You’re creating and curating great email content and you’re crafting attention-grabbing subject lines. When you hit send on that email marketing campaign, you think you’re on your way to success. But if you don’t know how to properly analyze and measure email marketing campaigns, you’ll never know for sure.

So … how do you go about measuring the effectiveness of your email campaigns? More importantly, what should you even measure? Are open rates the be-all, end-all? Click-throughs? What matters?

While there are key email marketing metrics that you should measure on a regular basis, you also have to use data to figure out what’s working — and what isn’t working — in your campaigns.

Here are some guidelines that will help you analyze and measure email marketing campaigns.

The Metrics

There are several email marketing metrics that you can measure, but only a handful you should consistently measure. These key metrics are:

  • Open Rate
  • Click Through Rate
  • Unsubscribe Rate
  • Complaint Rate (Spam)
  • Conversion Rate
  • Bounce Rate
  • Forward/Share Rate
  • Campaign ROI
  • List Growth Rate

Getting a handle on these numbers will give you a good idea of how your emails are performing.

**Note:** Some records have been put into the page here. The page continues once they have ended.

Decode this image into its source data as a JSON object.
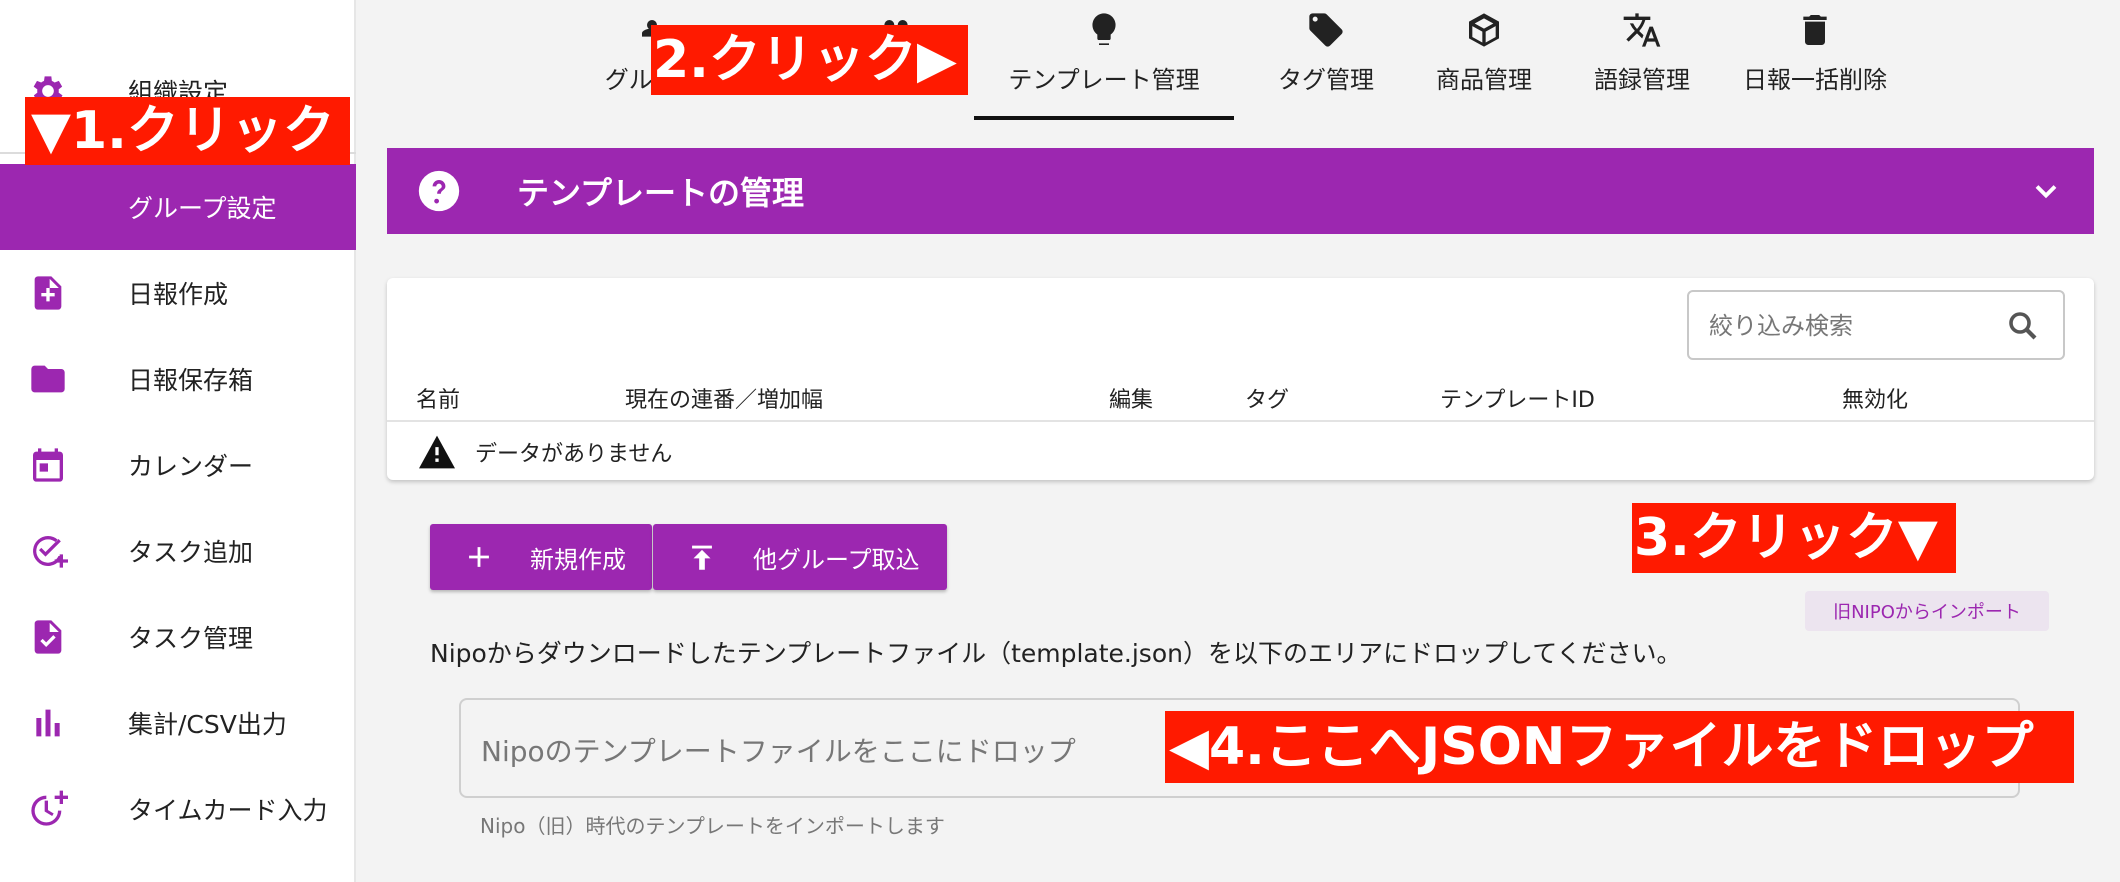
{
  "sidebar": {
    "items": [
      {
        "label": "組織設定"
      },
      {
        "label": "グループ設定"
      },
      {
        "label": "日報作成"
      },
      {
        "label": "日報保存箱"
      },
      {
        "label": "カレンダー"
      },
      {
        "label": "タスク追加"
      },
      {
        "label": "タスク管理"
      },
      {
        "label": "集計/CSV出力"
      },
      {
        "label": "タイムカード入力"
      }
    ]
  },
  "tabs": [
    {
      "label": "グループ"
    },
    {
      "label": "テンプレート管理",
      "active": true
    },
    {
      "label": "タグ管理"
    },
    {
      "label": "商品管理"
    },
    {
      "label": "語録管理"
    },
    {
      "label": "日報一括削除"
    }
  ],
  "section": {
    "title": "テンプレートの管理"
  },
  "table": {
    "filter_placeholder": "絞り込み検索",
    "columns": [
      "名前",
      "現在の連番／増加幅",
      "編集",
      "タグ",
      "テンプレートID",
      "無効化"
    ],
    "empty_message": "データがありません"
  },
  "buttons": {
    "new": "新規作成",
    "import_group": "他グループ取込",
    "import_legacy": "旧NIPOからインポート"
  },
  "import": {
    "description": "Nipoからダウンロードしたテンプレートファイル（template.json）を以下のエリアにドロップしてください。",
    "dropzone_placeholder": "Nipoのテンプレートファイルをここにドロップ",
    "hint": "Nipo（旧）時代のテンプレートをインポートします"
  },
  "annotations": {
    "step1": "▼1.クリック",
    "step2": "2.クリック▶",
    "step3": "3.クリック▼",
    "step4": "◀4.ここへJSONファイルをドロップ"
  },
  "colors": {
    "accent": "#9c27b0",
    "callout": "#ff1a00"
  }
}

But they don’t paint the entire picture.

The Data

Metrics give you a solid overview, but data helps you drill down to the heart of the matter — actual performance. Your prospects and clients may be opening and/or clicking your emails at an impressive rate. But are they converting? Are they doing what you want them to do? If not, you need to dig deeper.

By going past the key metrics and looking at conversion rate, revenue, and ROI, you can see who among your contacts is taking action. You can look at which segments of your audience converts more than others, and what types of people make up those segments. Also look at your website and see what pages convert better than others. Perhaps your email is well written and attractively designed, but you’re just pointing people to the wrong place.

The key to analyzing data is to look beyond email metrics and examine how your emails affect — and are affected by — your overall website. Take a similar look at your social media channels if you use them for marketing. By taking a holistic view, you can find results that mere email metrics could never uncover.

How to Analyze and Measure Email Marketing Campaigns

Merging email metrics and website data is a great foundation for measuring your email campaigns, but there’s one last step — analyzing your overall email strategy. Are you sending too often? Not often enough? If you bombard your target audience’s inboxes, you can quickly turn them off. But if you don’t communicate frequently enough, your emails could get ignored or lost in the shuffle. Test the frequency of your campaigns to see whether you need to ramp up your schedule or scale back.

Another concern is the messaging. Is it too repetitive? If potential clients see the same message over and over again, they’ll tune out. Smart email marketers keep each individual email fresh. Over the course of time, your audience should receive a variety of messages in format and content. Also make certain you tailor and deliver the right message to each audience. (Prospects may like being treated like customers, but customers don’t like being treated like prospects.)

Are offers a component of your email marketing campaigns? If so, don’t look strictly at how many clients take advantage of an offer; look at what they do after they convert. Are they more likely to buy again? Do they scale back their spend? Studying how a current promotion affects future activity will help you fine tune your email marketing strategy. Keep a close eye on user behavior. Even the best and most targeted audience segments can become disengaged if you don’t deliver what they want, when they want it.

As with any marketing effort, there’s a lot of testing, retesting, and trial and error involved in the process. Monitor metrics, data, results, and behaviors over time, and adjust accordingly. Don’t try to overhaul every element of your email program at once; make small modifications as you go along. And be flexible! Never tie yourself to one particular strategy -- frequently evaluate and reevaluate your tools and processes, and be open to trying new tactics. Your next email campaign could be your most successful.